The annual predictions derby has started again. I wanted to resist getting into that race this year, but when I went back to see how I did at the beginning of 2010, I was pleasantly surprised. Here are the predictions I made for 2010 in my Jan. 3, 2010, commentary:
- The economy will not improve in 2010. Check!
- The unemployment rate will remain above 9 percent. Check!
- Businesses will remain in a state of “stop.” Check!
- The $787 billion stimulus will just grow government. Check!
- Republicans will regain control of the House. Check!
- The Senate will be split 50/50 (It’s 51D/47R/2Ind). Close!
Since some people will think I just got lucky last year, I decided to make some predictions for 2011:
The overall economy will get no better or no worse. Even though President Obama believes he made a huge compromise by agreeing to extend the current tax rates for two years, that time period does not remove enough uncertainty from the business environment to stimulate robust investments.
Businesses will continue to be cautious with their cash, because they usually make big investments based on at least a five to 10-year time frame to ensure they get an adequate return on their investments.
The two-year extension of tax rates, plus the two-percentage-point payroll tax holiday for employees, will help, but it will not generate the robust economic growth we need to substantially reduce the unemployment rate and stay ahead of the rapidly growing Chinese economy.

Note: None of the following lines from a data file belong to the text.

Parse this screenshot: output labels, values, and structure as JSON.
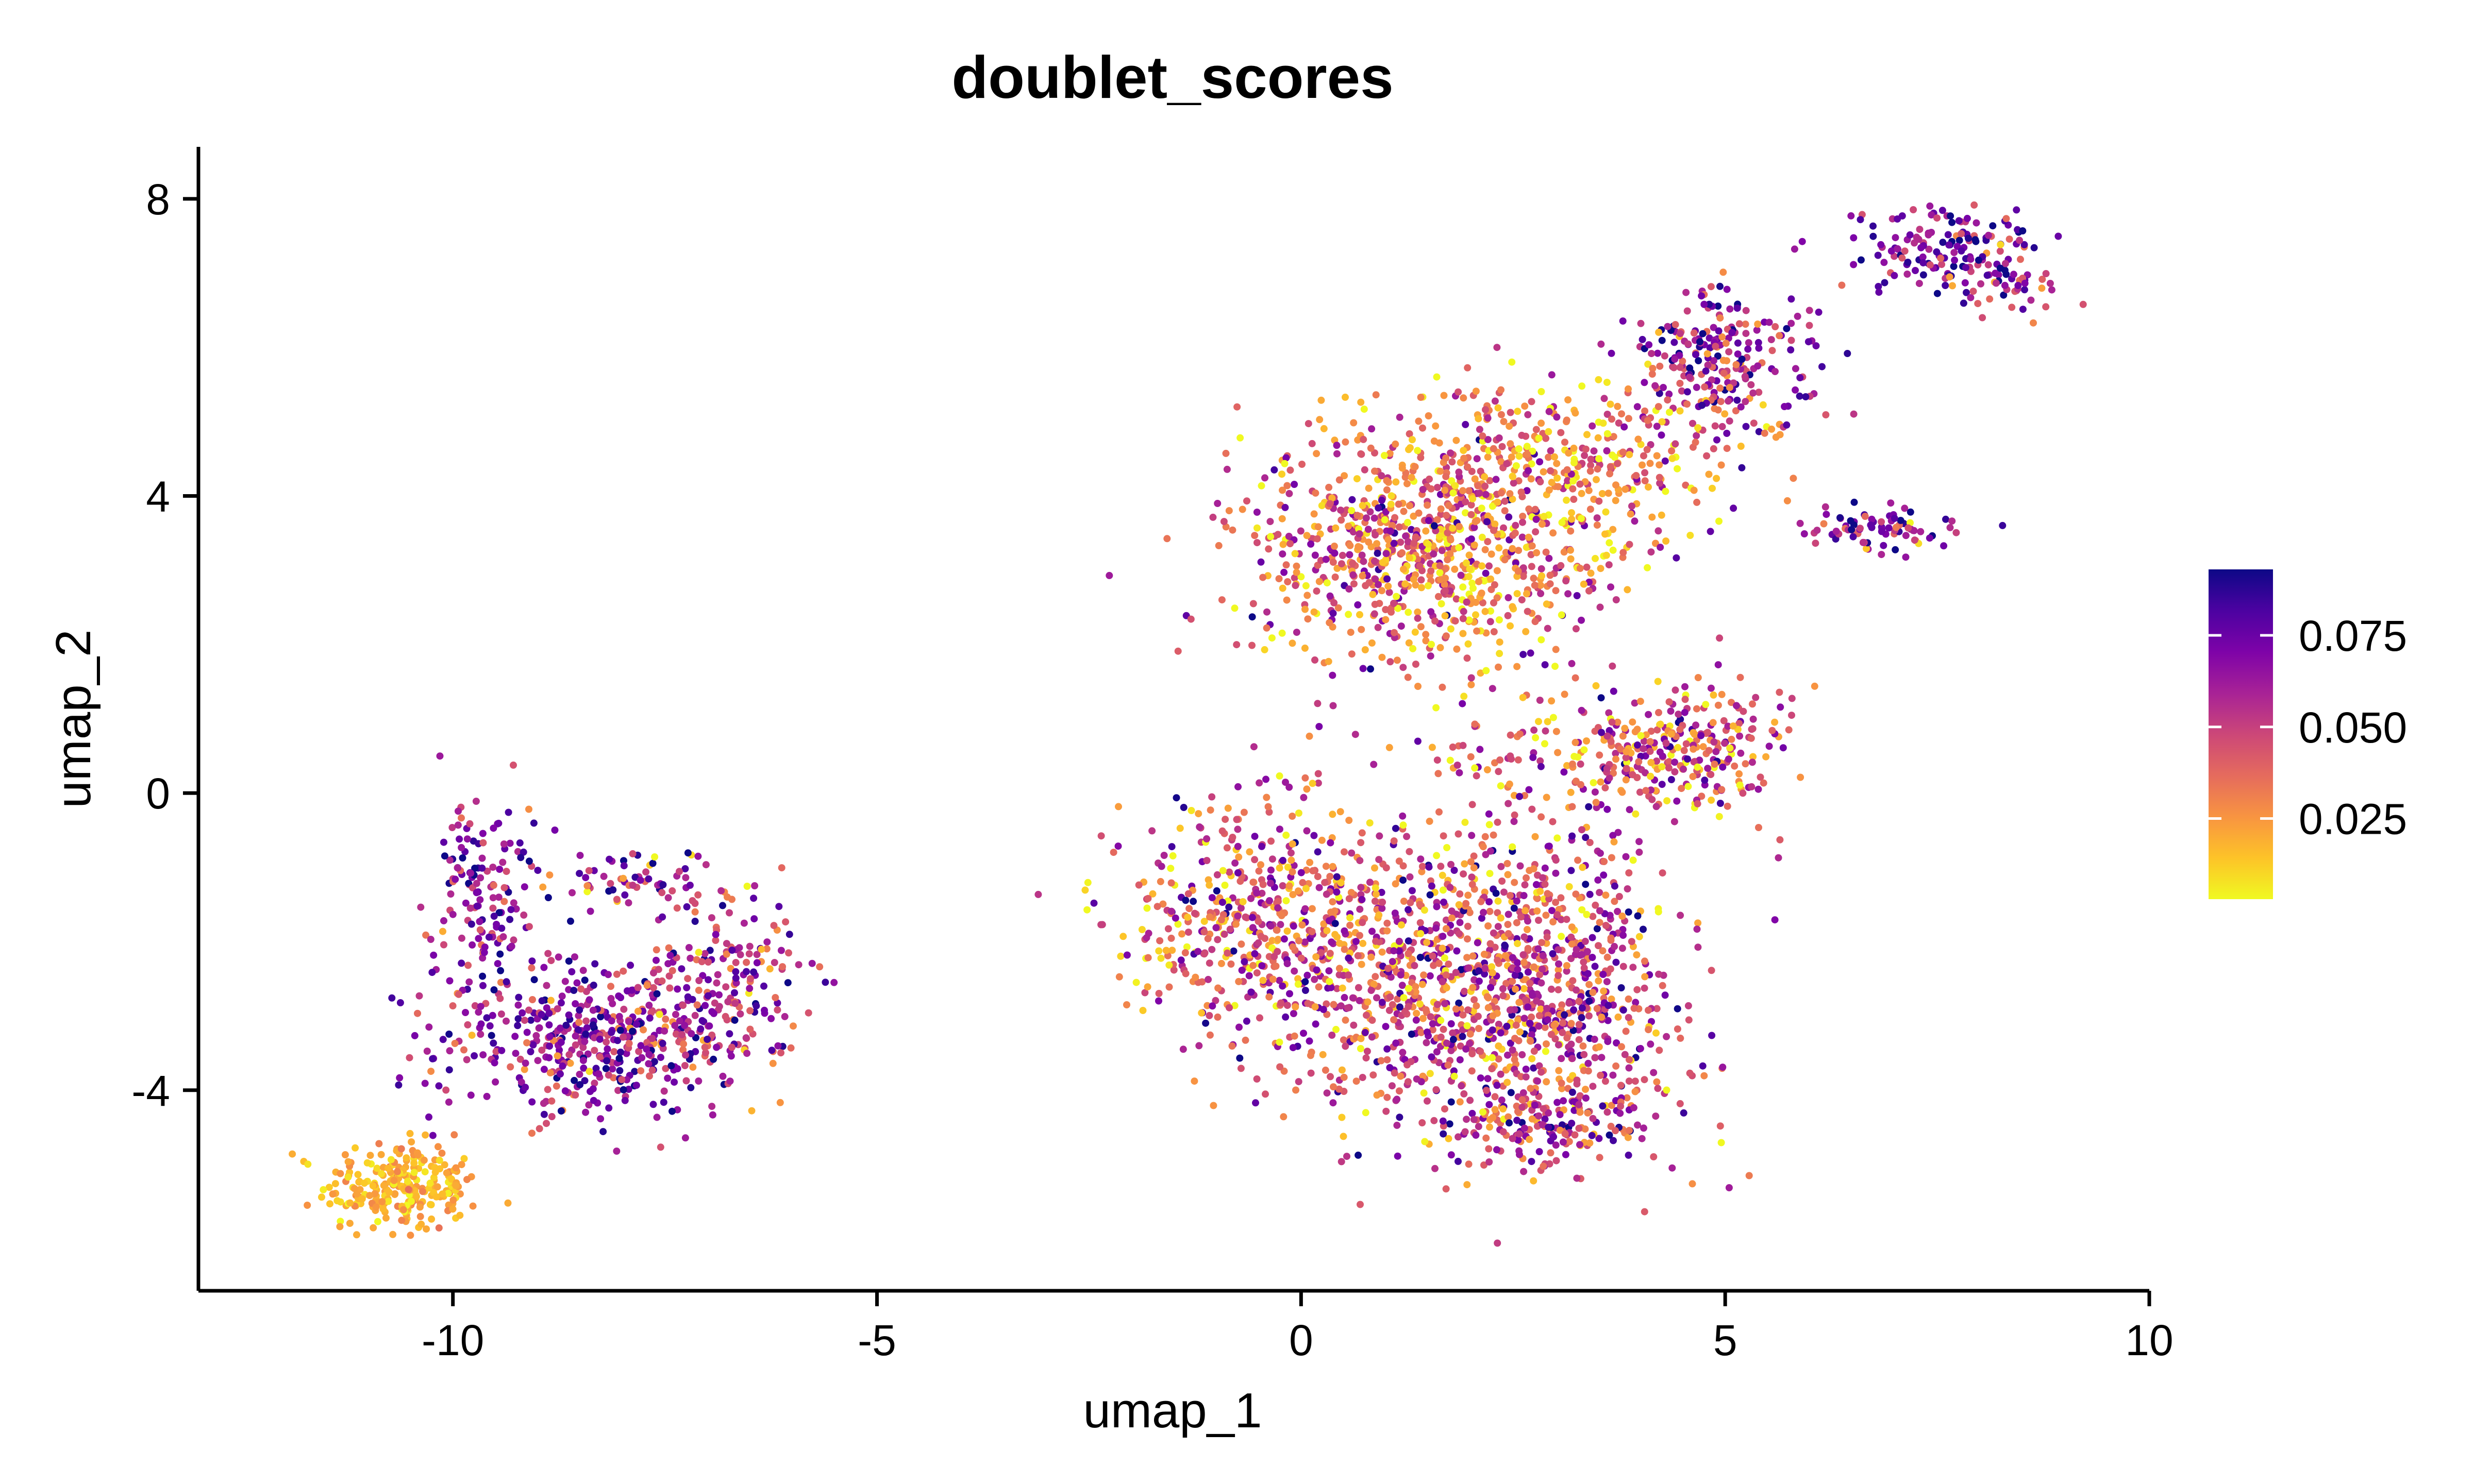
{
  "chart_data": {
    "type": "scatter",
    "title": "doublet_scores",
    "xlabel": "umap_1",
    "ylabel": "umap_2",
    "xlim": [
      -13,
      10
    ],
    "ylim": [
      -6.7,
      8.7
    ],
    "x_ticks": [
      -10,
      -5,
      0,
      5,
      10
    ],
    "x_tick_labels": [
      "-10",
      "-5",
      "0",
      "5",
      "10"
    ],
    "y_ticks": [
      -4,
      0,
      4,
      8
    ],
    "y_tick_labels": [
      "-4",
      "0",
      "4",
      "8"
    ],
    "grid": false,
    "legend_position": "right",
    "color_scale": {
      "name": "plasma",
      "min": 0.003,
      "max": 0.093,
      "ticks": [
        0.025,
        0.05,
        0.075
      ],
      "tick_labels": [
        "0.025",
        "0.050",
        "0.075"
      ],
      "colors": [
        "#f0f921",
        "#fdc328",
        "#f89441",
        "#e56b5d",
        "#cc4778",
        "#a82296",
        "#7e03a8",
        "#4c02a1",
        "#0d0887"
      ]
    },
    "clusters": [
      {
        "cx": -10.6,
        "cy": -5.3,
        "sx": 0.45,
        "sy": 0.3,
        "n": 260,
        "score_mean": 0.018,
        "score_sd": 0.007
      },
      {
        "cx": -9.7,
        "cy": -1.3,
        "sx": 0.3,
        "sy": 0.6,
        "n": 140,
        "score_mean": 0.065,
        "score_sd": 0.018
      },
      {
        "cx": -7.9,
        "cy": -1.2,
        "sx": 0.5,
        "sy": 0.25,
        "n": 70,
        "score_mean": 0.06,
        "score_sd": 0.02
      },
      {
        "cx": -8.3,
        "cy": -3.3,
        "sx": 0.95,
        "sy": 0.55,
        "n": 480,
        "score_mean": 0.065,
        "score_sd": 0.018
      },
      {
        "cx": -6.8,
        "cy": -2.5,
        "sx": 0.45,
        "sy": 0.6,
        "n": 170,
        "score_mean": 0.055,
        "score_sd": 0.02
      },
      {
        "cx": 1.5,
        "cy": 3.3,
        "sx": 1.1,
        "sy": 0.8,
        "n": 900,
        "score_mean": 0.035,
        "score_sd": 0.022
      },
      {
        "cx": 3.2,
        "cy": 4.5,
        "sx": 1.0,
        "sy": 0.5,
        "n": 300,
        "score_mean": 0.03,
        "score_sd": 0.02
      },
      {
        "cx": 5.0,
        "cy": 5.8,
        "sx": 0.55,
        "sy": 0.5,
        "n": 260,
        "score_mean": 0.055,
        "score_sd": 0.022
      },
      {
        "cx": 6.8,
        "cy": 3.55,
        "sx": 0.45,
        "sy": 0.15,
        "n": 80,
        "score_mean": 0.06,
        "score_sd": 0.02
      },
      {
        "cx": 7.6,
        "cy": 7.35,
        "sx": 0.55,
        "sy": 0.3,
        "n": 150,
        "score_mean": 0.07,
        "score_sd": 0.018
      },
      {
        "cx": 8.3,
        "cy": 6.8,
        "sx": 0.3,
        "sy": 0.25,
        "n": 40,
        "score_mean": 0.06,
        "score_sd": 0.02
      },
      {
        "cx": 4.5,
        "cy": 0.6,
        "sx": 0.6,
        "sy": 0.45,
        "n": 260,
        "score_mean": 0.045,
        "score_sd": 0.022
      },
      {
        "cx": 3.0,
        "cy": 0.4,
        "sx": 0.9,
        "sy": 0.4,
        "n": 120,
        "score_mean": 0.04,
        "score_sd": 0.022
      },
      {
        "cx": -0.7,
        "cy": -1.6,
        "sx": 0.75,
        "sy": 0.75,
        "n": 380,
        "score_mean": 0.04,
        "score_sd": 0.022
      },
      {
        "cx": 1.5,
        "cy": -2.4,
        "sx": 1.15,
        "sy": 1.0,
        "n": 900,
        "score_mean": 0.045,
        "score_sd": 0.022
      },
      {
        "cx": 3.1,
        "cy": -2.8,
        "sx": 0.8,
        "sy": 1.0,
        "n": 500,
        "score_mean": 0.05,
        "score_sd": 0.022
      },
      {
        "cx": 2.8,
        "cy": -4.5,
        "sx": 0.7,
        "sy": 0.25,
        "n": 140,
        "score_mean": 0.055,
        "score_sd": 0.022
      }
    ]
  }
}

We cannot tickle our economy into robust growth. We need bold economic stimuli, and that does not mean more government spending. The $787 billion stimulus bill and the billions more in failed pop-tart programs have shown that in spades! Namely, we cannot spend our way to prosperity. We must grow our way back to economic prosperity.
The newly elected House will “repeal and replace” Obamacare. They must do so because the same voters that gave Republicans control of the House overwhelmingly want it repealed and replaced. Secondly, soon-to-be Speaker of the House John Boehner has publicly stated many times that they will do so. If any of Boehner’s Republican colleagues do not support him in that endeavor, they will be political dead meat in 2012.
That’s not a threat on behalf of the voters. It’s obvious. All one has to do is look at what happened last November at the polls. The sleeping giant that changed the political landscape is not going back to sleep.
But it’s not expected that the Democrat-controlled Senate would pass the “repeal and replace” health-care legislation, or that the president would sign it. So be it! The awakened giant will deal with them in 2012.
The House will pass a 2011 FY budget no bigger than the 2010 FY budget. Now this prediction is very risky and could severely damage my batting average when we look back next year, because of the inertia of social programs and the increasing number of eligible baby boomers. But I am hopeful that deficit hawk Paul Ryan, R-Wis., the incoming budget committee chairman, will be able to fight off the spending vultures.
If the House is able to pass reduced federal budgets for FY 2011 and FY 2012 as Speaker Boehner has suggested, then the electorate would greatly reward the Republicans with more seats in 2012. That’s not a prediction; that’s just optimism.
If Congress and the administration exceed my predictions, then it would be good for the country. In that case, I would be happy to be wrong this time next year.